Pernahkah Beauties merasa harus selalu bekerja lebih lama agar dianggap sebagai karyawan yang baik? Belakangan, muncul istilah quiet quitting, yaitu kebiasaan bekerja sesuai tugas dan jam kerja tanpa terus mengambil pekerjaan tambahan. Namun, apakah ini berarti seseorang malas bekerja? Jawabannya belum tentu.

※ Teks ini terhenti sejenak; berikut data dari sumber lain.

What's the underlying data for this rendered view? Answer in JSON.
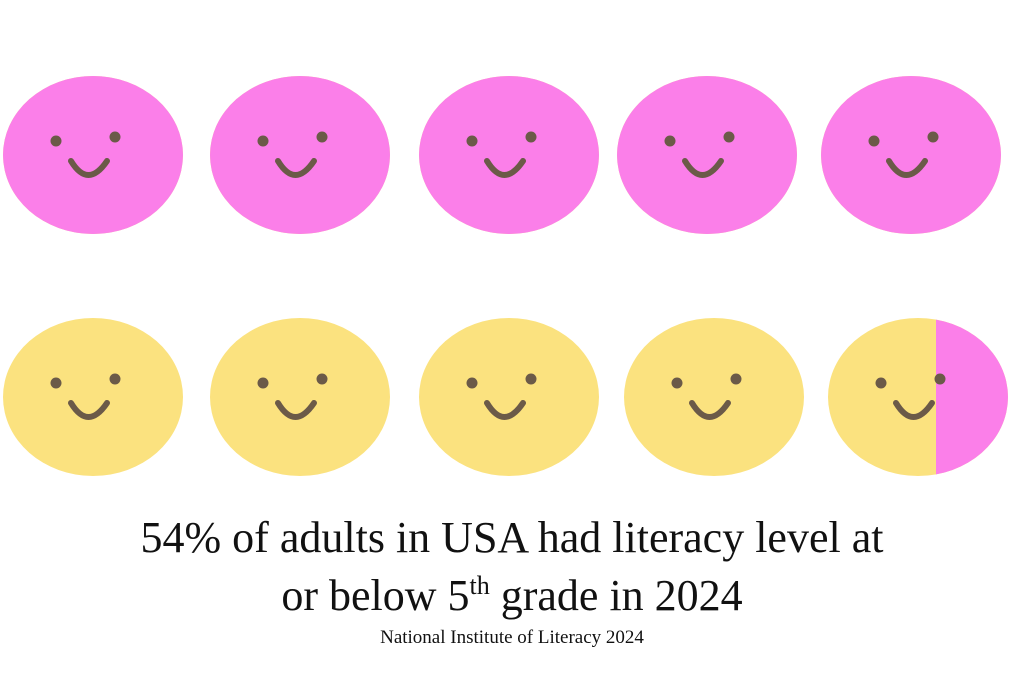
{
  "chart_data": {
    "type": "pictograph",
    "value": 54,
    "fill_color": "#fb7fe9",
    "base_color": "#fbe27f",
    "title_line1": "54% of adults in USA had literacy level at",
    "title_line2_start": "or below 5",
    "title_superscript": "th",
    "title_line2_end": " grade in 2024",
    "source": "National Institute of Literacy 2024"
  }
}
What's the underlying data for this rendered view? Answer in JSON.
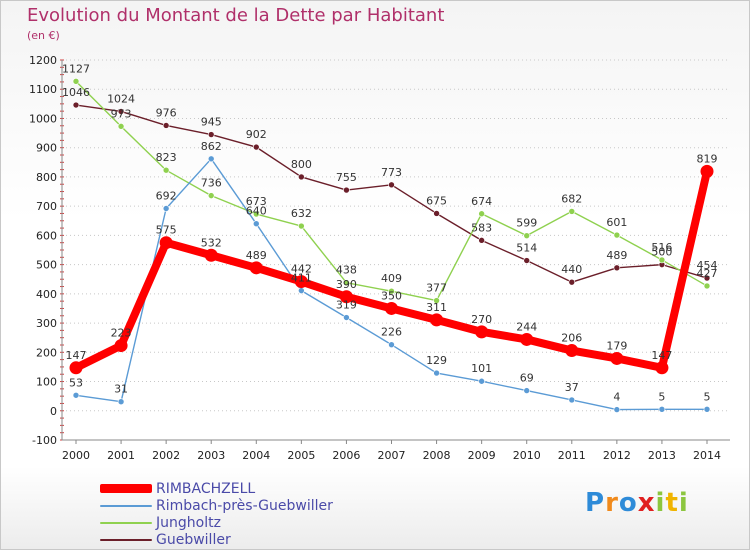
{
  "chart_data": {
    "type": "line",
    "title": "Evolution du Montant de la Dette par Habitant",
    "subtitle": "(en €)",
    "xlabel": "",
    "ylabel": "",
    "ylim": [
      -100,
      1200
    ],
    "yticks": [
      "-100",
      "0",
      "100",
      "200",
      "300",
      "400",
      "500",
      "600",
      "700",
      "800",
      "900",
      "1000",
      "1100",
      "1200"
    ],
    "x": [
      "2000",
      "2001",
      "2002",
      "2003",
      "2004",
      "2005",
      "2006",
      "2007",
      "2008",
      "2009",
      "2010",
      "2011",
      "2012",
      "2013",
      "2014"
    ],
    "series": [
      {
        "name": "Guebwiller",
        "color": "#6b1f2a",
        "values": [
          1046,
          1024,
          976,
          945,
          902,
          800,
          755,
          773,
          675,
          583,
          514,
          440,
          489,
          500,
          454
        ]
      },
      {
        "name": "Jungholtz",
        "color": "#8fd14f",
        "values": [
          1127,
          973,
          823,
          736,
          673,
          632,
          438,
          409,
          377,
          674,
          599,
          682,
          601,
          516,
          427
        ]
      },
      {
        "name": "Rimbach-près-Guebwiller",
        "color": "#5b9bd5",
        "values": [
          53,
          31,
          692,
          862,
          640,
          411,
          319,
          226,
          129,
          101,
          69,
          37,
          4,
          5,
          5
        ]
      },
      {
        "name": "RIMBACHZELL",
        "color": "#ff0000",
        "values": [
          147,
          223,
          575,
          532,
          489,
          442,
          390,
          350,
          311,
          270,
          244,
          206,
          179,
          147,
          819
        ]
      }
    ],
    "data_labels": {
      "Guebwiller": [
        "1046",
        "1024",
        "976",
        "945",
        "902",
        "800",
        "755",
        "773",
        "675",
        "583",
        "514",
        "440",
        "489",
        "500",
        ""
      ],
      "Jungholtz": [
        "1127",
        "973",
        "823",
        "736",
        "673",
        "632",
        "438",
        "409",
        "377",
        "674",
        "599",
        "682",
        "601",
        "516",
        "427"
      ],
      "Rimbach-près-Guebwiller": [
        "53",
        "31",
        "692",
        "862",
        "640",
        "411",
        "319",
        "226",
        "129",
        "101",
        "69",
        "37",
        "4",
        "5",
        "5"
      ],
      "RIMBACHZELL": [
        "147",
        "223",
        "575",
        "532",
        "489",
        "442",
        "390",
        "350",
        "311",
        "270",
        "244",
        "206",
        "179",
        "147",
        "819"
      ]
    },
    "extra_label": "454",
    "legend_position": "bottom-left",
    "legend": [
      {
        "name": "RIMBACHZELL",
        "color": "#ff0000"
      },
      {
        "name": "Rimbach-près-Guebwiller",
        "color": "#5b9bd5"
      },
      {
        "name": "Jungholtz",
        "color": "#8fd14f"
      },
      {
        "name": "Guebwiller",
        "color": "#6b1f2a"
      }
    ]
  },
  "logo": {
    "letters": [
      "P",
      "r",
      "o",
      "x",
      "i",
      "t",
      "i"
    ],
    "colors": [
      "#2e8bd8",
      "#f08a1c",
      "#2e8bd8",
      "#e02020",
      "#8cc63f",
      "#f0b400",
      "#8cc63f"
    ]
  }
}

Quiet quitting bisa menjadi cara untuk menjaga batas antara pekerjaan dan kehidupan pribadi. Namun, kebiasaan ini juga bisa menjadi masalah jika membuat seseorang benar-benar kehilangan motivasi dan tidak lagi peduli dengan pekerjaannya. Lantas, sebenarnya apakah quiet quitting baik untuk dilakukan? Berikut penjelasan para pakar.
Apa Itu Quiet Quitting?
|
Quiet quitting bukan berarti berhenti bekerja, melainkan bekerja sesuai tanggung jawab tanpa merasa harus selalu melakukan lebih dari kewajiban/ Foto: Magnific.com/Prostooleh |
Quiet quitting bukan berarti benar-benar berhenti dari pekerjaan. Istilah ini lebih mengarah pada sikap bekerja sesuai tanggung jawab yang sudah diberikan, tanpa merasa harus selalu melakukan lebih. Misalnya, menyelesaikan tugas selama jam kerja, tidak terus-menerus lembur, atau berani mengatakan tidak pada pekerjaan tambahan yang memang tidak diperlukan.
Mengutip CNBC, Michael Timmes, senior specialist dari perusahaan konsultan sumber daya manusia Insperity, mengatakan bahwa konsep ini sebenarnya bukan hal baru. Namun, istilah quiet quitting semakin populer karena dibicarakan luas di media sosial.